21世紀の黙示録(第4弾) ロボット兵器
総理官邸屋上に「ドローン」落下
4月22日、総理官邸屋上に小型の無人機「ドローン」が落下しているのが見つかった。
これに先立つ1月には、ホワイトハウスの敷地内でも墜落したドローンが見つかっている。日本ではこれまで、ロボットといえば、産業用や介護用などの、“平和目的”以外には余り注目されてこなかったが、今回の「ドローン」事件を契機に、テロや戦闘などにロボット兵器が登場しつつあることを思い知らされるのではないだろうか。本稿では、ロボット兵器が人類の未来を左右する存在になりつつある現状についてレポートしたい。
ヨハネの黙示録が示唆するロボット兵器
新約聖書には27の書が含まれるが、それらはイエス・キリストの生涯と言葉(福音と呼ばれる)、初代教会史の「使徒言行録」及び初代教会の指導者たちによって書かれた書簡に引き続き、ヨハネの黙示録がその最終章を飾っている。
最終章のヨハネの黙示録を除けば、これらの新約聖書の各書には“神の愛と慈しみの言葉”が散りばめられている。ヨハネの黙示録だけは例外的に、人類に対して次々に様々な“災い”が、「これでもか、これでもか」と降りかかってくる様相を描いているのだ。「ヨハネの黙示録をどう受け止めるか」、については、様々な説があるが、筆者は「人類の傲慢さを戒めるもの」だと理解している。
筆者がヨハネの黙示録の中で注目するのは、「悪霊イナゴ」の出現だ。これについて黙示録では次のように書いている。

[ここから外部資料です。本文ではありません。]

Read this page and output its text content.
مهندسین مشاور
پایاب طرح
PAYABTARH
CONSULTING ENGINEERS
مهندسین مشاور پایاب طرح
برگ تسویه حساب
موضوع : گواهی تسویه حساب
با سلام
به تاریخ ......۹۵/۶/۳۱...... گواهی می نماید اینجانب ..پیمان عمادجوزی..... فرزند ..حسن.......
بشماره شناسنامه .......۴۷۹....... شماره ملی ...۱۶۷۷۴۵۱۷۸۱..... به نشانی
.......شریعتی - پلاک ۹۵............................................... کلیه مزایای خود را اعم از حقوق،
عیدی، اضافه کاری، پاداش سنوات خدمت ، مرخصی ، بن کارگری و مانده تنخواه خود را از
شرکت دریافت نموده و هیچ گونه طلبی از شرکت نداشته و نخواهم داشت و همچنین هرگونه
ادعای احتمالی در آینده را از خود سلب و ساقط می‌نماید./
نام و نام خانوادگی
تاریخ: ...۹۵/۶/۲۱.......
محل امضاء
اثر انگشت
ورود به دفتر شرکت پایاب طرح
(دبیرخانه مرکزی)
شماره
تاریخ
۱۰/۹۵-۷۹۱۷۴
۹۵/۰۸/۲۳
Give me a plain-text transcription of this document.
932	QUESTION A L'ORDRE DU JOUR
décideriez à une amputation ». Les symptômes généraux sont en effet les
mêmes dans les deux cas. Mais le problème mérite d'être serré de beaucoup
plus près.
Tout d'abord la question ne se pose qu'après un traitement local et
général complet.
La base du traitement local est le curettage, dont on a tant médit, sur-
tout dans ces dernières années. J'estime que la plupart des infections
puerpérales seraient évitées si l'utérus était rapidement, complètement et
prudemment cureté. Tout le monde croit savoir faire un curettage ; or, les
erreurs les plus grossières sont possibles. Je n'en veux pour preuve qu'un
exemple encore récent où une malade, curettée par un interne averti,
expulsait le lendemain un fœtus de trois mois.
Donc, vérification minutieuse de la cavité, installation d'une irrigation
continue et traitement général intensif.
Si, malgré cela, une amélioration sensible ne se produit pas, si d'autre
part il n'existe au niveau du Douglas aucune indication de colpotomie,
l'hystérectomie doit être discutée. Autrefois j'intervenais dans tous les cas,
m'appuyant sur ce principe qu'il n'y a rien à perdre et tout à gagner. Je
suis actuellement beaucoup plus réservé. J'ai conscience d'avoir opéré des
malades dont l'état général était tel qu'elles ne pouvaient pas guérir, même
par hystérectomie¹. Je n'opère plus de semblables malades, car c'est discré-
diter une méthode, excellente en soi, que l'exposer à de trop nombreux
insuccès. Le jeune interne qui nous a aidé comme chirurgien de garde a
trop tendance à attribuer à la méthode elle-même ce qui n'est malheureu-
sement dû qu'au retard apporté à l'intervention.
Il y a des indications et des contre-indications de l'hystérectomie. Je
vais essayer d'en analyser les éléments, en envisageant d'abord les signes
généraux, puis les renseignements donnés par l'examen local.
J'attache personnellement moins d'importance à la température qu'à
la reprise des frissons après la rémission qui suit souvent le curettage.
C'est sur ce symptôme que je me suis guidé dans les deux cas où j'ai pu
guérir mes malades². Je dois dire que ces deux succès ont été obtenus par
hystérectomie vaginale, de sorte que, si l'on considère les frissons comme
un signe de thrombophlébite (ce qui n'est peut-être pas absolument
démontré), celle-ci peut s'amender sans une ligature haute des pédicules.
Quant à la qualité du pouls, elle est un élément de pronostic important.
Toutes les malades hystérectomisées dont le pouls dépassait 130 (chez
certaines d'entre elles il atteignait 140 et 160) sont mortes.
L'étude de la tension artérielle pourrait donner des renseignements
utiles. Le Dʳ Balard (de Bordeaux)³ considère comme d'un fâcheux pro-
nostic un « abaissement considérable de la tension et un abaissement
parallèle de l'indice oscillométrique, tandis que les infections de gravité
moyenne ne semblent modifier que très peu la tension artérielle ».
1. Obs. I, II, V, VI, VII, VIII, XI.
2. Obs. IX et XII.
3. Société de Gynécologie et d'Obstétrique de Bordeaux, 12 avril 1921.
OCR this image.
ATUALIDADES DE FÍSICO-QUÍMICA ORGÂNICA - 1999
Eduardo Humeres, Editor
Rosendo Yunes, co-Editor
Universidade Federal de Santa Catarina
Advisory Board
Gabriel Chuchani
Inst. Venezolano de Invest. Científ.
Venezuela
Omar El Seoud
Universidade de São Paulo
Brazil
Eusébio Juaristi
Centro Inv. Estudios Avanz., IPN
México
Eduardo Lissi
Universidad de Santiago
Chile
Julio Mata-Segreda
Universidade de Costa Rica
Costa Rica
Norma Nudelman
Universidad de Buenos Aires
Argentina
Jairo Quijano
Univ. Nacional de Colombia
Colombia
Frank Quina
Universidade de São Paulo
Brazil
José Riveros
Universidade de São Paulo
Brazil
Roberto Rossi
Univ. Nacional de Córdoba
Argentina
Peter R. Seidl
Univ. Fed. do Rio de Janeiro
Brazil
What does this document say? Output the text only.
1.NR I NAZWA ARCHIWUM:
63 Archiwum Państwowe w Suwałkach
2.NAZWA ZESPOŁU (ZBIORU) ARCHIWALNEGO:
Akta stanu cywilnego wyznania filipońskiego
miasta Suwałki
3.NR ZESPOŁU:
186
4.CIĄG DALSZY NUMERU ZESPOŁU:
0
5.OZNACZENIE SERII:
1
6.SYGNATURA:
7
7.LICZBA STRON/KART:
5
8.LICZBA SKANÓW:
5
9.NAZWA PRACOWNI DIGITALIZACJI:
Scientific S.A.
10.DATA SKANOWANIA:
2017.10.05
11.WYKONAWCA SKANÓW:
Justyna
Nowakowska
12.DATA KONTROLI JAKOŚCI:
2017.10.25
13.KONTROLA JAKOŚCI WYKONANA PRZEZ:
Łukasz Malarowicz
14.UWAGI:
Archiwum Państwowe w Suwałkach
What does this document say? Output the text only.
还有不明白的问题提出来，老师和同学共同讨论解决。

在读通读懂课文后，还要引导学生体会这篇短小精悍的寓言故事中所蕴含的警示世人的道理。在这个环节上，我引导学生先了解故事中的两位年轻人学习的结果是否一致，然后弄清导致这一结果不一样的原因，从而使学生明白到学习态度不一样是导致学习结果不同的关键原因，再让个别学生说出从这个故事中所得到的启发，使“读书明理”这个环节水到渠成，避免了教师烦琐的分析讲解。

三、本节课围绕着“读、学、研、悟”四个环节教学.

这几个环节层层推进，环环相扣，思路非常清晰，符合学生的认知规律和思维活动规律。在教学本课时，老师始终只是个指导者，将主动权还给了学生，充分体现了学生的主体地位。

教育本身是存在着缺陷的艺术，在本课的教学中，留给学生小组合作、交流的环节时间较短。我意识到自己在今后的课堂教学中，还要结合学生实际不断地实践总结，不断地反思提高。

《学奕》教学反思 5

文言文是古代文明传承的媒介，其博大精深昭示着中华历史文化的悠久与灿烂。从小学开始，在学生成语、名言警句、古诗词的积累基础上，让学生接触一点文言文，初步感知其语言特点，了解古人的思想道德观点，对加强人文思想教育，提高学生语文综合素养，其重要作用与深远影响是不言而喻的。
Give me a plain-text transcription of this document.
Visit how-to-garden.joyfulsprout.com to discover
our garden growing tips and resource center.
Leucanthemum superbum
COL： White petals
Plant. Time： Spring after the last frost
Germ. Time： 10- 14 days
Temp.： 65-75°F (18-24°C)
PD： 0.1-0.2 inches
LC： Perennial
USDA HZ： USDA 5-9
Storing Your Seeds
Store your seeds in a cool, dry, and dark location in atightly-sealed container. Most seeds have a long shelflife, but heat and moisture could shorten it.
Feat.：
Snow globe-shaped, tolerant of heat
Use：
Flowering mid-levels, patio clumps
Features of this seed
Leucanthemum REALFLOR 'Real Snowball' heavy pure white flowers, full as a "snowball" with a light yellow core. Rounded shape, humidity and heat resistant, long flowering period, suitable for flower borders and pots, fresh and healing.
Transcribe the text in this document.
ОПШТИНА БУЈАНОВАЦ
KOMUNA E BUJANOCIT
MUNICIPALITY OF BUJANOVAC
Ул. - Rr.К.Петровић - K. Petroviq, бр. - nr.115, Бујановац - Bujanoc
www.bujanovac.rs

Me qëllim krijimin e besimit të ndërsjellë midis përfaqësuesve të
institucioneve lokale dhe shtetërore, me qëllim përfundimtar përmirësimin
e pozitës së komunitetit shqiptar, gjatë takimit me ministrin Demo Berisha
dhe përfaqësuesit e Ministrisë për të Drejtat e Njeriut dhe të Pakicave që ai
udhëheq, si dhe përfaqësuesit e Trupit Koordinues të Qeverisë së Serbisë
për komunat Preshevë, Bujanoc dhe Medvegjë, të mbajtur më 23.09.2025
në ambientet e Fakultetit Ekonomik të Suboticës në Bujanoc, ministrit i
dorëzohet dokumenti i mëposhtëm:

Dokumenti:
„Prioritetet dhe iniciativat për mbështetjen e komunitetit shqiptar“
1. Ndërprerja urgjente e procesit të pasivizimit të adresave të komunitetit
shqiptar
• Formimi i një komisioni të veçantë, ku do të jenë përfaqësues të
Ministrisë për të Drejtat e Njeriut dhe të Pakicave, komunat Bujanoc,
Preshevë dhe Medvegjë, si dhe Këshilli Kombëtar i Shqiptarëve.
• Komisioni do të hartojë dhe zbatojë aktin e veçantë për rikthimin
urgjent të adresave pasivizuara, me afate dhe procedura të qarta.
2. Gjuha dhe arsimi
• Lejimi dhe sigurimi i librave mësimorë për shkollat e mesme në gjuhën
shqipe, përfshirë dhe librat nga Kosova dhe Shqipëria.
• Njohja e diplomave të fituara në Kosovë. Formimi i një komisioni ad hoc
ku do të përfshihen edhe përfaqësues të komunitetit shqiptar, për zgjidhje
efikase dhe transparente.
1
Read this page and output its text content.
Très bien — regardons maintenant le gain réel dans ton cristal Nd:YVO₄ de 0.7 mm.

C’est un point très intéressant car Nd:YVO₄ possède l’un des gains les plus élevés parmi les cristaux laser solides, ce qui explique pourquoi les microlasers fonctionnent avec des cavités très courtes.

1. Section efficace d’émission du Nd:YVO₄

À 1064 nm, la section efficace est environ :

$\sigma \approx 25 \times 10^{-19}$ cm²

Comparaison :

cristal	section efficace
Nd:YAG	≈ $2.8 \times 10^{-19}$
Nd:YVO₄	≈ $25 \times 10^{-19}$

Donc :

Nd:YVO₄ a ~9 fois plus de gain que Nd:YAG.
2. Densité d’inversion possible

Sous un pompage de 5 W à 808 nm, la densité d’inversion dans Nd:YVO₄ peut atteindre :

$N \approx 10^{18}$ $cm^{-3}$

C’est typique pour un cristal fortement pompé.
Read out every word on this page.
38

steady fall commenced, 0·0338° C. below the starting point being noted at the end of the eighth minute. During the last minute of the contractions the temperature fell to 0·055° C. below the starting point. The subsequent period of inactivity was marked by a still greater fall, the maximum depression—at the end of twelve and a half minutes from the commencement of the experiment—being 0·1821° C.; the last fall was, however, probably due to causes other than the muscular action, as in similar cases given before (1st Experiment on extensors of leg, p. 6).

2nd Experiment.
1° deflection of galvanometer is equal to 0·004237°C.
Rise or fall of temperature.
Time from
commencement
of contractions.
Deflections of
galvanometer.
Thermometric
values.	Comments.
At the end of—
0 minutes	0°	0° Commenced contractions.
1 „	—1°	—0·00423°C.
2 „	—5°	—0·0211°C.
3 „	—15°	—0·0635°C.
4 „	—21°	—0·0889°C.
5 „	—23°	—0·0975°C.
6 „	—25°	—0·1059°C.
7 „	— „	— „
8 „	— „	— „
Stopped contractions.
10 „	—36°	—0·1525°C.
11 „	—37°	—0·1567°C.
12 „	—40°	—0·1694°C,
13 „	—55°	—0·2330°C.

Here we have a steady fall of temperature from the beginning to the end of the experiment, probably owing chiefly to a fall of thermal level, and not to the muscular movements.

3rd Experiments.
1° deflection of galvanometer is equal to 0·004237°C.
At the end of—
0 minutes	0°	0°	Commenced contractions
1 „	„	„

「第五の御使いがラッパを吹き鳴らした。すると、私(ヨハネ)は一つの星が天から地上に落ちるのを見た。その星には底知れぬ穴を開くかぎが与えられた。その星が、底知れぬ穴を開くと、穴から大きな炉の煙のような煙が立ち上り、太陽も空も、この穴の煙によって暗くなった。その煙の中から、イナゴが地上に出て来た。彼らには、地のさそりの持つような力が与えられた。そして彼らは、地の草やすべての青草や、すべての木には害を加えないで、ただ、額に神の印を押されていない人間にだけ害を加えるように言い渡された。しかし、人間を殺すことは許されず、ただ五か月の間苦しめることだけが許された。その与えた苦痛は、さそりが人を刺したときのような苦痛であった。その期間には、人々は死を求めるが、どうしても見いだせず、死を願うが、死が彼らから逃げて行くのである。そのイナゴの形は、出陣の用意の整った馬に似ていた。頭に金の冠のようなものを着け、顔は人間の顔のようであった。また女の髪のような毛があり、歯は、獅子の歯のようであった。また、鉄の胸当てのような胸当てを着け、その翼の音は、多くの馬に引かれた戦車が、戦いに馳せつけるときの響きのようであった。そのうえ彼らは、サソリのような尾と針とを持っており、尾には、五か月間人間に害を加える力があった。」
筆者は、ヨハネの黙示に登場するこの悪霊イナゴは、なんだか今日急速に“進化”しつつあるロボット兵器のことを啓示・暗示しているように思えてならない。
アシモフ(SFの巨匠)の「ロボット工学の三原則」
アメリカの作家、生化学者であるアイザック・アシモフ(1920年 ~1992年)は、1950年に「わたしはロボット(I, Robot)」というロボットSFの古典的名作を発表した。この本は、アシモフの1939年(17歳)の処女作「ロビー」をはじめロボット物SF数編をまとめた人間とロボットの織りなす物語で、その舞台は、出版の時から100年以上も後の2050年の世界を想定・予測したものだったが、2015年の今日読んでみても、ロボットの“進化”予測がかなり的確であったことが肯ける。
「わたしはロボット」の粗筋はこうだ。
2003年、しゃべる可動ロボットを世に送った人類は、その50年後にはロボットに搭載されたポジトロン(陽電子)頭脳――アシモフが考えた“脳としての機能”を有する架空の技術装置――を持つ新しい読心ロボットを誕生させた。この新型ロボットは、人間自身よりも強くて信頼がおけ、しかも人間に絶対服従するという“すぐれた種族”だった。しかしロボットが人間に近づけば近づくほど、人間は「いつしか世界政治の主役はロボットにとって代わられるのでは?」と、ロボットに危惧の念を抱いていく。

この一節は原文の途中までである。